機関外・機関内の利用 / External or Internal Use
内部利用(ARIM事業参画者以外)/Internal Use (by non ARIM members)
技術領域 / Technology Area
【横断技術領域 / Cross-Technology Area】(主 / Main)計測・分析/Advanced Characterization(副 / Sub)-
【重要技術領域 / Important Technology Area】(主 / Main)高度なデバイス機能の発現を可能とするマテリアル/Materials allowing high-level device functions to be performed(副 / Sub)革新的なエネルギー変換を可能とするマテリアル/Materials enabling innovative energy conversion
キーワード / Keywords
エネルギー関連材料, 電池電極材料,電子顕微鏡/Electron microscopy,二次電池/ Secondary battery
利用者と利用形態 / User and Support Type
利用者名(課題申請者)/ User Name (Project Applicant)
木須 一彰
所属名 / Affiliation
東北大学 金属材料研究所
共同利用者氏名 / Names of Collaborators in Other Institutes Than Hub and Spoke Institutes
ARIM実施機関支援担当者 / Names of Collaborators in The Hub and Spoke Institutes
利用形態 / Support Type
(主 / Main)技術代行/Technology Substitution(副 / Sub)-
利用した主な設備 / Equipment Used in This Project
報告書データ / Report
概要(目的・用途・実施内容)/ Abstract (Aim, Use Applications and Contents)

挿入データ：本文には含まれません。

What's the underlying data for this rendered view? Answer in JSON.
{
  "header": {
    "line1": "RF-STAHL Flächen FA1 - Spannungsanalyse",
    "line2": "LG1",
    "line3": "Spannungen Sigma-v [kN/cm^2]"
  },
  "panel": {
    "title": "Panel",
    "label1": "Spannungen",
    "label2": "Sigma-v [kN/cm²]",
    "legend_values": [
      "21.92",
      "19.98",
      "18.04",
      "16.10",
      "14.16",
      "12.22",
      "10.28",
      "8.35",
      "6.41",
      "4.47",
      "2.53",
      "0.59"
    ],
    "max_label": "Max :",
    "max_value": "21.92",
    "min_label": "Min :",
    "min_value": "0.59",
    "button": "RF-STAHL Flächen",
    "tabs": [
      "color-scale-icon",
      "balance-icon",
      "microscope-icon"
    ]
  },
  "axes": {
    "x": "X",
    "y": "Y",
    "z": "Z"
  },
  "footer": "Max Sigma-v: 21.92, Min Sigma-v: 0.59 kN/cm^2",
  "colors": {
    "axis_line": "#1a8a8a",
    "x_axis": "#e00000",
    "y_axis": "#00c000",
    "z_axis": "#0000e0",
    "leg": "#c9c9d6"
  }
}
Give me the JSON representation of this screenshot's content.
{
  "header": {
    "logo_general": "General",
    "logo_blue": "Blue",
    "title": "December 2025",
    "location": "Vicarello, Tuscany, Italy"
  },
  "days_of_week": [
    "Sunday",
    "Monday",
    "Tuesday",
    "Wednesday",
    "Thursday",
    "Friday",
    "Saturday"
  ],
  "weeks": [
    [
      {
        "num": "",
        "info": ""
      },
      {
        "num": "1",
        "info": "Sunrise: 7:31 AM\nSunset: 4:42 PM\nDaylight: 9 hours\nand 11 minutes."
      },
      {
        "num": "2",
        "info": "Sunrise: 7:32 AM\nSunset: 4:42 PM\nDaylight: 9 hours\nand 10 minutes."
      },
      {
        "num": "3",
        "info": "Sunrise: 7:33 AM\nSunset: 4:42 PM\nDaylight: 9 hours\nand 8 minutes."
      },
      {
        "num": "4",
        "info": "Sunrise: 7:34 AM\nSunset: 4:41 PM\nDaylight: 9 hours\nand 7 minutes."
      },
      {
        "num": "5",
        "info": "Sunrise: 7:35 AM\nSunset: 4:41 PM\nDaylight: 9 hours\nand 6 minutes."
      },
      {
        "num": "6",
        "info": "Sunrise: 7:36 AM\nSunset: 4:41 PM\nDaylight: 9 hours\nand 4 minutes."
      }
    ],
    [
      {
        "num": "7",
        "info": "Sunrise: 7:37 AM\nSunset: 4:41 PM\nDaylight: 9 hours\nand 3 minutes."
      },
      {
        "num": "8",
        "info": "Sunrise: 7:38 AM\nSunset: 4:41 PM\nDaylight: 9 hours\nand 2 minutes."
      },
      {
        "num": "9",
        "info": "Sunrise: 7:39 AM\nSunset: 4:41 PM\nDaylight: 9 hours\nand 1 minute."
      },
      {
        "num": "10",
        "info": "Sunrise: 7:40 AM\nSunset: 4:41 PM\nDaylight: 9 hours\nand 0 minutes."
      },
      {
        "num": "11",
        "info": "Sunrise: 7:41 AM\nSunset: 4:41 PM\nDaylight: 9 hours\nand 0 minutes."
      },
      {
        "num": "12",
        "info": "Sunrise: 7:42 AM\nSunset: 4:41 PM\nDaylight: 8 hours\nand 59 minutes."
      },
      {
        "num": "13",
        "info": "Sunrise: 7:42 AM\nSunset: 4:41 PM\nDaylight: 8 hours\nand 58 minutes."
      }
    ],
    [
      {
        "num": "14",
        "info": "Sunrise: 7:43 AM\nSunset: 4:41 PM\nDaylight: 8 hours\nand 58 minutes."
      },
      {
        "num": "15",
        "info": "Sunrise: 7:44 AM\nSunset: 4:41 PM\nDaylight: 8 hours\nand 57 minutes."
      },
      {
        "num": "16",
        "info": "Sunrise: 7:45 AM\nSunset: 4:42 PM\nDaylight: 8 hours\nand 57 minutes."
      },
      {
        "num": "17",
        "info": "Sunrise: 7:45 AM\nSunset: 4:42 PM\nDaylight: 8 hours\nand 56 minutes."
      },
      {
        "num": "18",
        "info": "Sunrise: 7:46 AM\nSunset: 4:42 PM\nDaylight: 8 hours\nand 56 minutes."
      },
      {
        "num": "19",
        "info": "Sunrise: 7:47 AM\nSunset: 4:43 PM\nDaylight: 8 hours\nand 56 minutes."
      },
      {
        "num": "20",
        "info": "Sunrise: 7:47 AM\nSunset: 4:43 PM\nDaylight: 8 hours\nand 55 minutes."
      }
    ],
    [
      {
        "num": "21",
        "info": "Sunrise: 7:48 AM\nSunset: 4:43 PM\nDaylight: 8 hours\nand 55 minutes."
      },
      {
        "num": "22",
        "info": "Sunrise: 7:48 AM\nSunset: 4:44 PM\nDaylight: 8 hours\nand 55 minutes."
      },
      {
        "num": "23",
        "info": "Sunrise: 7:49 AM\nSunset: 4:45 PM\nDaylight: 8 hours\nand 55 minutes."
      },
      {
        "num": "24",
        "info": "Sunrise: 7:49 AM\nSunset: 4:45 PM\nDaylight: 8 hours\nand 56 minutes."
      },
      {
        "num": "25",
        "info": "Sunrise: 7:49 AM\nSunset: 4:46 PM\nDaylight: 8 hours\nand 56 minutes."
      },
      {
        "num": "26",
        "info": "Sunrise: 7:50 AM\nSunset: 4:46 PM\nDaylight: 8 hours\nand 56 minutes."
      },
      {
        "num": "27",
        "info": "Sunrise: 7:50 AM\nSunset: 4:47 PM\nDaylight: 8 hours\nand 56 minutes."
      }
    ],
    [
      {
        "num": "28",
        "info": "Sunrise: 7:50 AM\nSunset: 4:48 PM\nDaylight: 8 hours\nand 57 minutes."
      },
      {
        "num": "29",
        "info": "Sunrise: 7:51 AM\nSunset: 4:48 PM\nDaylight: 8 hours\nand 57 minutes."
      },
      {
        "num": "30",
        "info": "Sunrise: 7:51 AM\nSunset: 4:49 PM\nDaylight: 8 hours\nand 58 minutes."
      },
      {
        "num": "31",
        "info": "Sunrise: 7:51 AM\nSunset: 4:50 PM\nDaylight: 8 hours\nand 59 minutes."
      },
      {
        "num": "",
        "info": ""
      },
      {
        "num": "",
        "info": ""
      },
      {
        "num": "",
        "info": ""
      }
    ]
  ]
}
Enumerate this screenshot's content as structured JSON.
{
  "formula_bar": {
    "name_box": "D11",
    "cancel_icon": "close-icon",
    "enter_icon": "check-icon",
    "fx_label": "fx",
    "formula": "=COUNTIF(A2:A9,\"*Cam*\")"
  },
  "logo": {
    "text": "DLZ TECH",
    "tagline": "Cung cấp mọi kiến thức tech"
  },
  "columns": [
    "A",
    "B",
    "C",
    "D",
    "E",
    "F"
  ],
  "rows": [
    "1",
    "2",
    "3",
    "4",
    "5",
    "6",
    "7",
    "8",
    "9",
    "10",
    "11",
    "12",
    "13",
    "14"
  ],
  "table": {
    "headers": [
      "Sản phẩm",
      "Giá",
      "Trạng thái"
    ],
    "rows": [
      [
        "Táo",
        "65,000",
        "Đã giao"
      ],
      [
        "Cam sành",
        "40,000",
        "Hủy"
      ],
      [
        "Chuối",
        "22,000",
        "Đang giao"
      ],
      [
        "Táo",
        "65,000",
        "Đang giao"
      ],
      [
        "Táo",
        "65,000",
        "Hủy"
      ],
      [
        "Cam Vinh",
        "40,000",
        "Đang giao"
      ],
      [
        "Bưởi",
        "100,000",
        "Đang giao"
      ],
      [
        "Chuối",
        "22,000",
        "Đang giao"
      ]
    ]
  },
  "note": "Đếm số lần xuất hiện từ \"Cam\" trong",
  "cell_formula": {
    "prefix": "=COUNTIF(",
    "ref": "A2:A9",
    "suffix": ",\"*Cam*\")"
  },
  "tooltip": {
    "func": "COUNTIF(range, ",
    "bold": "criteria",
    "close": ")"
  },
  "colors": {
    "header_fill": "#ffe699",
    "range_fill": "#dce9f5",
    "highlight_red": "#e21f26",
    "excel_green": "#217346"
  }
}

カルシウム電池は、資源性と電池特性に優れる蓄電デバイスとして注目されている一方、有効な電極材料及び電解質がないことが課題であった。近年、申請者は錯体水素化物を用いた新規電解質を開発したことで、電極材料と組み合わせにより、カルシウム電池を動作させることが可能となった。本研究では、新規電極材料である硫化物/カーボン複合体を作成し、構造解析と電気化学によって、電池特性を評価している。高解像度のTEM観察によって、電極材料の詳細な構造を解析し、電気化学特性との関係性を明らかにすることによって、更なる高性能化を目指す指針を得ることを目的としている。
実験 / Experimental
材料合成として、高比表面積を有する炭素材料(ケッチェンブラック)と界面活性剤(CTAB)の共存化における水熱合成によって、遷移金属硫化物をカーボン材料内に担持させた材料の合成を検討した。得られた粉末試料をカルシウム蓄電池用正極材料として電気化学評価した結果、良好な充放電特性を示した。本課題では、この良好な特性の要因として挙げられる遷移金属硫化物の粒子形態について、電子顕微鏡によって観察を行った。合成した粉末試料(遷移金属硫化物と炭素材料の複合体)をエタノールに分散させ、分散液をTEMグリッド(カーボン20支持膜 200mesh Cu)状に滴下することで観察試料を準備した。超高分解能透過電子顕微鏡(JEM-ARM200F)を用いて、作成したTEMグリッド状の複合体材料の形態観察等を行った。
結果と考察 / Results and Discussion
電子顕微鏡によって観察された粉末試料の凝集体はおよそ数マイクロメートルであり、その凝集体はカーボン材料と遷移金属硫化物によって構成されていることが確認された。凝集体内には、20nmから100nm程度の小さい遷移金属硫化物がカーボン材料上に高分散に担持されており、粒子同士の凝集等は見られなかった。観察された領域におけるEDSマッピングからは、カーボン材料に担持されている硫化物内における、硫黄と遷移金属は一応に分布しており、偏析等は起きていないことが確認された(図1)。これらの観察結果から、合成された遷移金属硫化物炭素複合体のカルシウム蓄電池用正極材料としての優れた電気化学特性は、粒子径の小さい硫化物材料が凝集することなくカーボン状に担持されており、良好で短いイオンパスが形成されたことに由来していると考察された。
図・表・数式 / Figures, Tables and Equations
図1. 遷移金属硫化物炭素材料複合体の電子顕微鏡観察像およびEDSによる元素マッピング
その他・特記事項(参考文献・謝辞等) / Remarks(References and Acknowledgements)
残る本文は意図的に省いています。